The "shoe-box-sized", species was only officially described in 1998 from a single museum specimen and was already believed to be extinct at that point.
Primitive mammals
Though the museum specimen had been collected in 1961 by a Dutch botanist, it was misidentified at that time. Its significance was only realised when mammal expert Colin Groves of the Australian National University in Canberra and Tim Flannery (scientist and Australian of the Year) rediscovered the specimen nine years ago as part of an echidna study.
They named the specimen – currently housed at the National Museum of Natural History in Leiden, the Netherlands – for famed naturalist and BBC TV presenter David Attenborough, in recognition of his contribution "to the public appreciation of New Guinean fauna and flora".
There are only five known modern species of monotreme, which are unusual egg-laying mammals; the duck-billed platypus and four species of superficially hedgehog-like echidna. Although monotremes are often touted as uniquely Australian fauna, three of the echidnas (including the Attenborough echidna) are endemic to the island of New Guinea, found north of Australia.

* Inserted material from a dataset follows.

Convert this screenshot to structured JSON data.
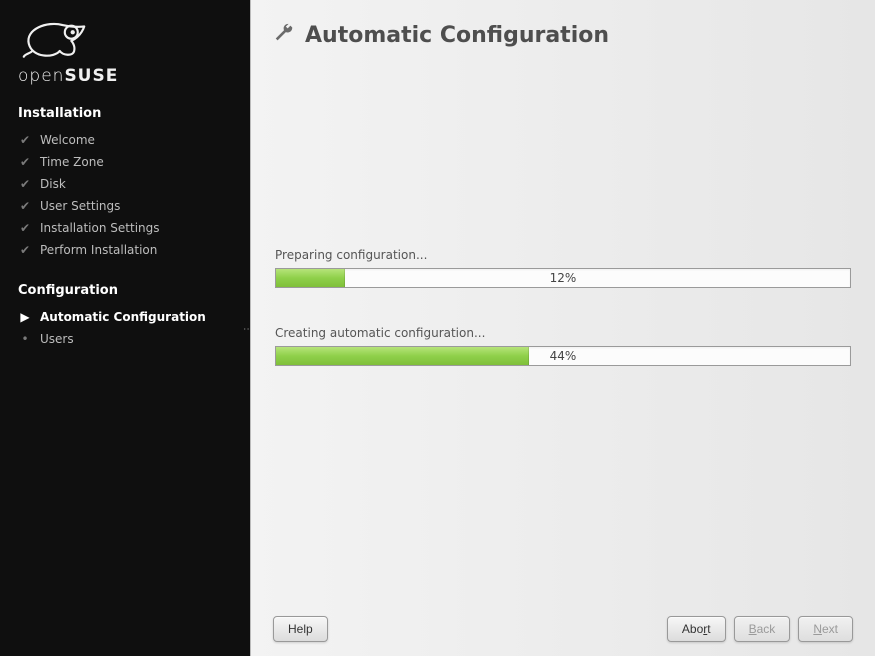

However, no one had seen the Attenborough echidna in the wild since 1961, so biologists assumed it was extinct, said the ZSL's Jonathon Baillie. In a last ditch attempt to confirm the status of the species, Baillie's team mounted a month-long expedition in May to the Cyclops Mountains under the auspices of the society's Evolutionarily Distinct and Globally Endangered (EDGE) program. The mission involved trekking through dense cloud forest that has remained completely unexplored for nearly 50 years.
During that month, Baillie's team found local tribes who reported seeing the echidna, an animal they refer to as "Payangko". This gave the researchers confidence that they were on the right track as "descriptions from the villagers were largely consistent with the descriptions of the museum specimen, and the species was the only echidna known from those mountains, Baillie told Cosmos Online.

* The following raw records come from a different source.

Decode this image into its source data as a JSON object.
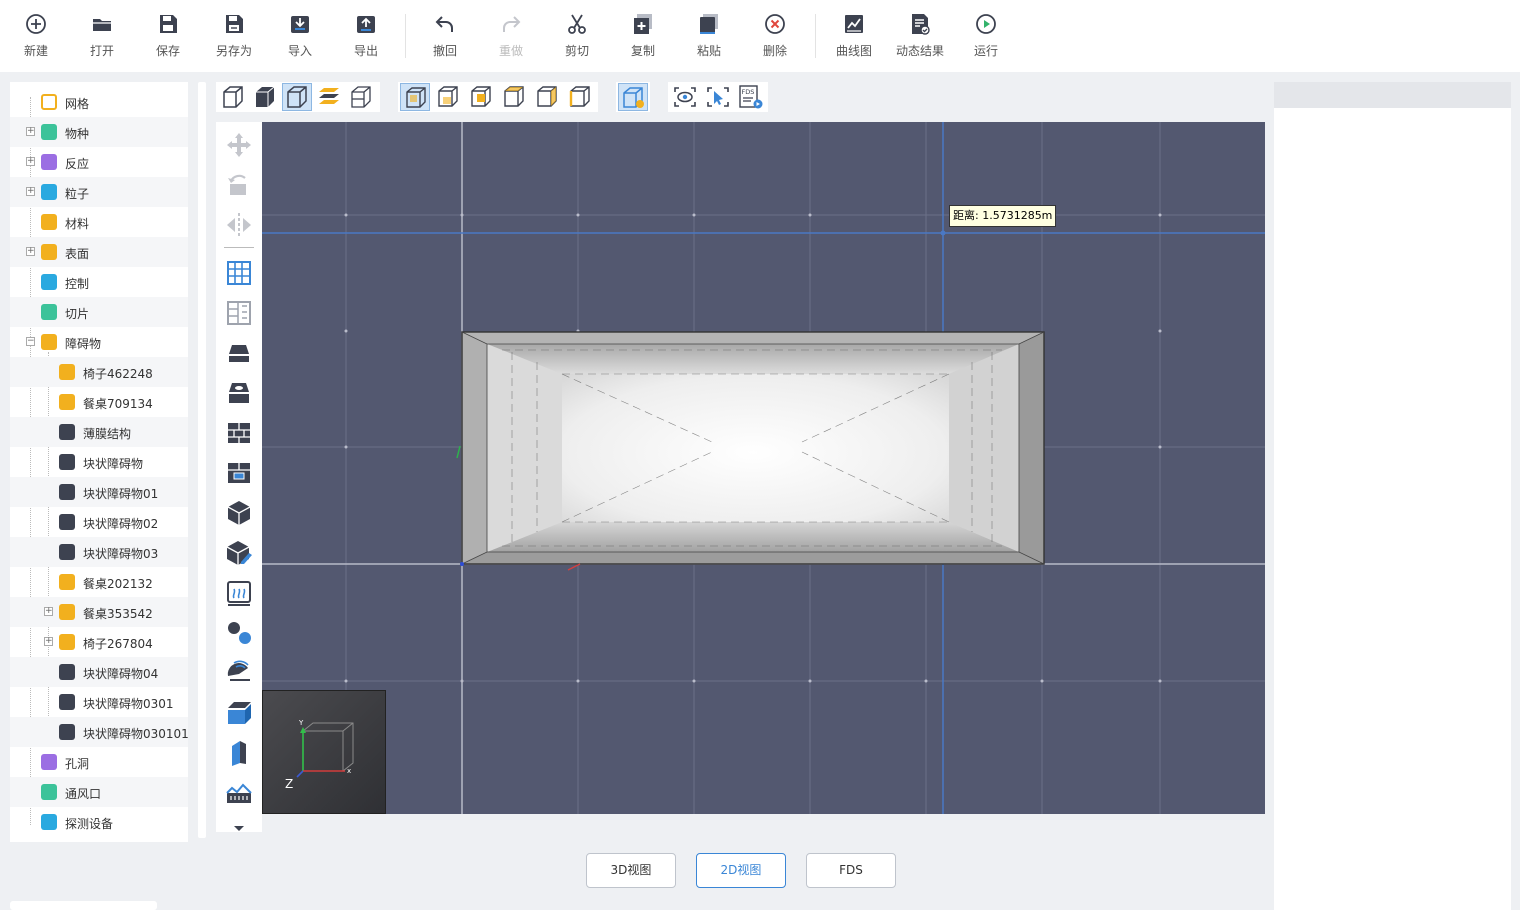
{
  "toolbar": {
    "items": [
      {
        "label": "新建",
        "icon": "plus-circle-icon"
      },
      {
        "label": "打开",
        "icon": "folder-open-icon"
      },
      {
        "label": "保存",
        "icon": "save-icon"
      },
      {
        "label": "另存为",
        "icon": "save-as-icon"
      },
      {
        "label": "导入",
        "icon": "import-icon"
      },
      {
        "label": "导出",
        "icon": "export-icon"
      },
      {
        "label": "撤回",
        "icon": "undo-icon"
      },
      {
        "label": "重做",
        "icon": "redo-icon",
        "disabled": true
      },
      {
        "label": "剪切",
        "icon": "scissors-icon"
      },
      {
        "label": "复制",
        "icon": "copy-icon"
      },
      {
        "label": "粘贴",
        "icon": "paste-icon"
      },
      {
        "label": "删除",
        "icon": "delete-circle-icon"
      },
      {
        "label": "曲线图",
        "icon": "line-chart-icon"
      },
      {
        "label": "动态结果",
        "icon": "dynamic-result-icon"
      },
      {
        "label": "运行",
        "icon": "play-circle-icon"
      }
    ]
  },
  "tree": {
    "items": [
      {
        "label": "网格",
        "icon": "grid-icon",
        "color": "#f2b01e"
      },
      {
        "label": "物种",
        "icon": "species-icon",
        "color": "#3cc39a"
      },
      {
        "label": "反应",
        "icon": "reaction-icon",
        "color": "#9b6ee3"
      },
      {
        "label": "粒子",
        "icon": "particle-icon",
        "color": "#29a9e0"
      },
      {
        "label": "材料",
        "icon": "material-icon",
        "color": "#f2b01e"
      },
      {
        "label": "表面",
        "icon": "surface-icon",
        "color": "#f2b01e"
      },
      {
        "label": "控制",
        "icon": "control-icon",
        "color": "#2aa9e0"
      },
      {
        "label": "切片",
        "icon": "slice-icon",
        "color": "#3cc39a"
      },
      {
        "label": "障碍物",
        "icon": "obstruction-icon",
        "color": "#f2b01e"
      },
      {
        "label": "椅子462248",
        "icon": "furniture-icon",
        "color": "#f2b01e"
      },
      {
        "label": "餐桌709134",
        "icon": "furniture-icon",
        "color": "#f2b01e"
      },
      {
        "label": "薄膜结构",
        "icon": "cube-icon",
        "color": "#3d4250"
      },
      {
        "label": "块状障碍物",
        "icon": "cube-icon",
        "color": "#3d4250"
      },
      {
        "label": "块状障碍物01",
        "icon": "cube-icon",
        "color": "#3d4250"
      },
      {
        "label": "块状障碍物02",
        "icon": "cube-icon",
        "color": "#3d4250"
      },
      {
        "label": "块状障碍物03",
        "icon": "cube-icon",
        "color": "#3d4250"
      },
      {
        "label": "餐桌202132",
        "icon": "furniture-icon",
        "color": "#f2b01e"
      },
      {
        "label": "餐桌353542",
        "icon": "furniture-icon",
        "color": "#f2b01e"
      },
      {
        "label": "椅子267804",
        "icon": "furniture-icon",
        "color": "#f2b01e"
      },
      {
        "label": "块状障碍物04",
        "icon": "cube-icon",
        "color": "#3d4250"
      },
      {
        "label": "块状障碍物0301",
        "icon": "cube-icon",
        "color": "#3d4250"
      },
      {
        "label": "块状障碍物030101",
        "icon": "cube-icon",
        "color": "#3d4250"
      },
      {
        "label": "孔洞",
        "icon": "hole-icon",
        "color": "#9b6ee3"
      },
      {
        "label": "通风口",
        "icon": "vent-icon",
        "color": "#3cc39a"
      },
      {
        "label": "探测设备",
        "icon": "detector-icon",
        "color": "#29a9e0"
      }
    ]
  },
  "viewport": {
    "distance_label": "距离: 1.5731285m",
    "axis_z_label": "Z"
  },
  "view_tabs": [
    {
      "label": "3D视图",
      "active": false
    },
    {
      "label": "2D视图",
      "active": true
    },
    {
      "label": "FDS",
      "active": false
    }
  ],
  "colors": {
    "accent": "#3a86d6",
    "viewport_bg": "#535870",
    "icon_dark": "#3d4250"
  }
}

"We interviewed hunters in the village ... and discovered that Attenborough's echidna had been captured and eaten as recently as 2005. We then went with the villagers to the sites where echidnas had been trapped or seen and found what we believe to be fresh feeding tracks. They leave very distinctive marks – known as nose-pokes – as they search for worms, said Baillie.
Tracks and nose-pokes
Though the team did not spot a live echidna on this occasion, they are confident that the distinctive tracks belong to the supposedly extinct species. "It's nocturnal and extremely difficult to find," said Baillie, who plans to return to Papua next year to capture and photograph the species.

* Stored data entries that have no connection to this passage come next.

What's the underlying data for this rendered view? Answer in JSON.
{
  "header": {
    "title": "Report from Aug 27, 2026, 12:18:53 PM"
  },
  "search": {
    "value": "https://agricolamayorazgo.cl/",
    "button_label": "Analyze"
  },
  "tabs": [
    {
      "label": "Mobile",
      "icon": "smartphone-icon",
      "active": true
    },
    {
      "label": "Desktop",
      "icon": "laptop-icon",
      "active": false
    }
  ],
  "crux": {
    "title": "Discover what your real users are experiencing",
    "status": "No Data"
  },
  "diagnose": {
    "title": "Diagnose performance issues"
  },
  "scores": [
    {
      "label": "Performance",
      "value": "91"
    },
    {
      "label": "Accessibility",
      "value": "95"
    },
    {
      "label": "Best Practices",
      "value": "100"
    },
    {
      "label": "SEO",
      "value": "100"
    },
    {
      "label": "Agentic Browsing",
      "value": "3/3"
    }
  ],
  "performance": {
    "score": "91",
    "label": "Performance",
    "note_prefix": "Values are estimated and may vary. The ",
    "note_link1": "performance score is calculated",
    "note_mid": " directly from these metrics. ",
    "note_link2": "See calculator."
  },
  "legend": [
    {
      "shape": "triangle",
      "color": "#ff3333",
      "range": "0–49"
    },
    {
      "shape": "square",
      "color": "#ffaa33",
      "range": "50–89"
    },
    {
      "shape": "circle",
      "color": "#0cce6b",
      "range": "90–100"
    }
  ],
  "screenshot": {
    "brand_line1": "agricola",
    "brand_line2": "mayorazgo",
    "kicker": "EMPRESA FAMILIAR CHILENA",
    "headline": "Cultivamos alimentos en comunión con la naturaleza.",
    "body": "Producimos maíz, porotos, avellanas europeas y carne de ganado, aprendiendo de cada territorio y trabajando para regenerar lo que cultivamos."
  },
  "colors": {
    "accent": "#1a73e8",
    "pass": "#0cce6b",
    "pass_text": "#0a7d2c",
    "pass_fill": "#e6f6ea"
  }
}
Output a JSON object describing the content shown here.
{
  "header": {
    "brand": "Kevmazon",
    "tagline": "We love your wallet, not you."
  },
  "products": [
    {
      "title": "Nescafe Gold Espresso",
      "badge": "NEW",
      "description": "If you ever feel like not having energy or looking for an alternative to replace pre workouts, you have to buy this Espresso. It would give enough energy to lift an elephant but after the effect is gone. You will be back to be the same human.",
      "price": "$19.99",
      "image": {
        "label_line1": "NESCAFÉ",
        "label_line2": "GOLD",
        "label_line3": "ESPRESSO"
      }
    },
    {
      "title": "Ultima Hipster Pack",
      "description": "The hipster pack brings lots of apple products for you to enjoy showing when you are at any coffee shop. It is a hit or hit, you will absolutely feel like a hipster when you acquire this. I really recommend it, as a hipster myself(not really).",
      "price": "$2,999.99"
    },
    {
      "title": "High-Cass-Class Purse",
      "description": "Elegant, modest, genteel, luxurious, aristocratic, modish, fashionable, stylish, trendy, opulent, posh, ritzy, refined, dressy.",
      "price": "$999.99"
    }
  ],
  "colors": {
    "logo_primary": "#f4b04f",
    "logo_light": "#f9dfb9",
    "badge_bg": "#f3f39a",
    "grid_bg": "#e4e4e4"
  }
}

"Oh boy!... I think it is very exciting," commented the ANU's Colin Groves on the possibility that the echidna he described is still clinging on.
"A species may be classified as extinct for a number of reasons, one of which is failure to find a specimen for 50 years. The Attenborough echidna nearly, not quite, fulfills that criterion, and the fact that very few biologists have visited the area since then, and that other new species have been found there, led to the assumption that it might be extinct," said Groves.
The discovery raises questions as to whether the World Conservation Union (IUCN) criterion for assessing extinction status is adequate. Prior to 1990 the IUCN operated under the 50-year rule. However, the rules have now been clarified, and today the IUCN labels a species as extinct only if "there is no reasonable doubt that the last individual has died". This means the onus has shifted to scientists to show that repeated efforts to survey a species failed to turn up any individual sightings or evidence of its continued survival.
The latest update of the IUCN Red List (a comprehensive inventory of the conservation status of species), released in 2006, revealed that each year a small number of 'extinct' species like the Attenborough echidna are rediscovered – becoming so-called 'Lazarus species' that have risen from the dead – or are reclassified as "data deficient".
In addition to rediscovering the echidna, the ZSL researchers "found an astonishingly vast array of biodiversity some of which is highly unlikely to be known to science," said Baillie. He added that they are yet to fully catalogue their haul.